Building Sustainable Cities in a Warmer, More Crowded World
The future is urban – but is it sustainable?
For decades – centuries, really – warnings have been issued: The burgeoning human population will outgrow the planet’s capacity to sustain us. The formula seems simple. More people equals fewer resources and greater environmental damage.
But today, we have a more nuanced understanding of the population-environment connection. We know that the relationship between human beings and the environment is complex, mediated by systems of production and consumption. And we know that population growth is not the only demographic change that matters: age structure and population distribution also shape environmental impact.
In other words, the planet’s “carrying capacity” is not just about human numbers, but about how people live, and where.
Urbanization Rising
Where we live is – increasingly – in cities. In 1950, cities were home to 750 million people. In 2008, for the first time in history, more people lived in urban than in rural areas. This trend is expected to continue.
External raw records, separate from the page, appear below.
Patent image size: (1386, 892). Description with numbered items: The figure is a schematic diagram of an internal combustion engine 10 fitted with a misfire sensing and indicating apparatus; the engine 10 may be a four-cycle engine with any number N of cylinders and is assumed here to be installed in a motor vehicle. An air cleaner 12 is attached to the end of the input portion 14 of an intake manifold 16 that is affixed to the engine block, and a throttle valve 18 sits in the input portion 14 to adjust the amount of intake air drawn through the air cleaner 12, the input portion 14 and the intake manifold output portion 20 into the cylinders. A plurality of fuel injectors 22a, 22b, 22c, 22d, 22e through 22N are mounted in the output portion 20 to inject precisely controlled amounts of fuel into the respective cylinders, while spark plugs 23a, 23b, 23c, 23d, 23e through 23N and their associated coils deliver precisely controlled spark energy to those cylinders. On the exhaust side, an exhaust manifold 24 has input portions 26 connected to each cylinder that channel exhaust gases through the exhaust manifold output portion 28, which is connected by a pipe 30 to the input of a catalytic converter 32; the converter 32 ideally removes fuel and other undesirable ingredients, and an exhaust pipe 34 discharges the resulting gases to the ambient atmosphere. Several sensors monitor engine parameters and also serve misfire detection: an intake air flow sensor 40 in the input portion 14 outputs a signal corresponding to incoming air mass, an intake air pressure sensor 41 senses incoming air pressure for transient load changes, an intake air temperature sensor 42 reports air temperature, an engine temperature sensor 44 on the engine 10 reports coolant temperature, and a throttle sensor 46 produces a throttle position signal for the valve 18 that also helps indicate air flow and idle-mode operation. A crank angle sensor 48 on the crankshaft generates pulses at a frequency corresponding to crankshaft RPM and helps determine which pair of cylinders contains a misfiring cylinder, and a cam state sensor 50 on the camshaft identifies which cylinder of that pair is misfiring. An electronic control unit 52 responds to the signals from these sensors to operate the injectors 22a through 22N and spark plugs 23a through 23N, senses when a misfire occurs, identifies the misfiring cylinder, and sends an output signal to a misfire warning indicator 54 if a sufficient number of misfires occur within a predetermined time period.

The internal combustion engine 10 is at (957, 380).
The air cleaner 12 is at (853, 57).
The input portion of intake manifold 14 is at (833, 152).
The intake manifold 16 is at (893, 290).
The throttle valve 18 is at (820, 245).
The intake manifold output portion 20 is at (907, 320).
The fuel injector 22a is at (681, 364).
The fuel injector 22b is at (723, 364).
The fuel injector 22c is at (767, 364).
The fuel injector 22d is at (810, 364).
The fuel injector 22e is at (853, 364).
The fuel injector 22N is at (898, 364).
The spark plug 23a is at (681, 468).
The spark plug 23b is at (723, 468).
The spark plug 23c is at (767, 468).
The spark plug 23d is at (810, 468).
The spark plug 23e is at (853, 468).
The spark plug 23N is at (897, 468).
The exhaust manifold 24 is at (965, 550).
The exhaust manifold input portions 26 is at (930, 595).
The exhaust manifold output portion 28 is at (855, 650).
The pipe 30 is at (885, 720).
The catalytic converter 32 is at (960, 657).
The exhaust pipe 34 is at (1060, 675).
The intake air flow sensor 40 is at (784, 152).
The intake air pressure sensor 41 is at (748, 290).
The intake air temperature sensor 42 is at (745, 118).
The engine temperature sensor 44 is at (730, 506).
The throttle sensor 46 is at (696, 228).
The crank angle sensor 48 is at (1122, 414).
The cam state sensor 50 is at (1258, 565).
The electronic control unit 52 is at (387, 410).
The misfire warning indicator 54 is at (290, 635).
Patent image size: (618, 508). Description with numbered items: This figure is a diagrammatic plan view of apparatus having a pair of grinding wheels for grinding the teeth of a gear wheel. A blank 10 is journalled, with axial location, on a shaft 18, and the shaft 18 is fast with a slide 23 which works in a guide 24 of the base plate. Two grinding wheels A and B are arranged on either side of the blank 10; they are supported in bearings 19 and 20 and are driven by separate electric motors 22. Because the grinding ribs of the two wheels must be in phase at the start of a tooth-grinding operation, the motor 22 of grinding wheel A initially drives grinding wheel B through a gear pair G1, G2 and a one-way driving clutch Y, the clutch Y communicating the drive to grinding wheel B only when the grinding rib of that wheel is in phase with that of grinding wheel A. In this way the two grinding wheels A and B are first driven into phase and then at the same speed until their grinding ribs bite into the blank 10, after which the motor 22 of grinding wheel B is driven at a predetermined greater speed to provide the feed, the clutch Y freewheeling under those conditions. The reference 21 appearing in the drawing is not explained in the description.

According to the National Intelligence Council’s Global Trends 2030 report, over the next two decades the number of city-dwellers will soar to nearly five billion, 60 percent of the world’s population. Most of those new urbanites will live in developing regions of Asia and Africa, and as many as two billion will live in “informal settlements,” or slums.
This means that building sustainable, prosperous cities is an urgent priority for the 21st century. It is difficult to comprehend the magnitude of the task. As Global Trends 2030 reports, “the volume of urban construction for housing, office space, and transport services over the next 40 years could roughly equal the entire volume of such construction to date in world history.”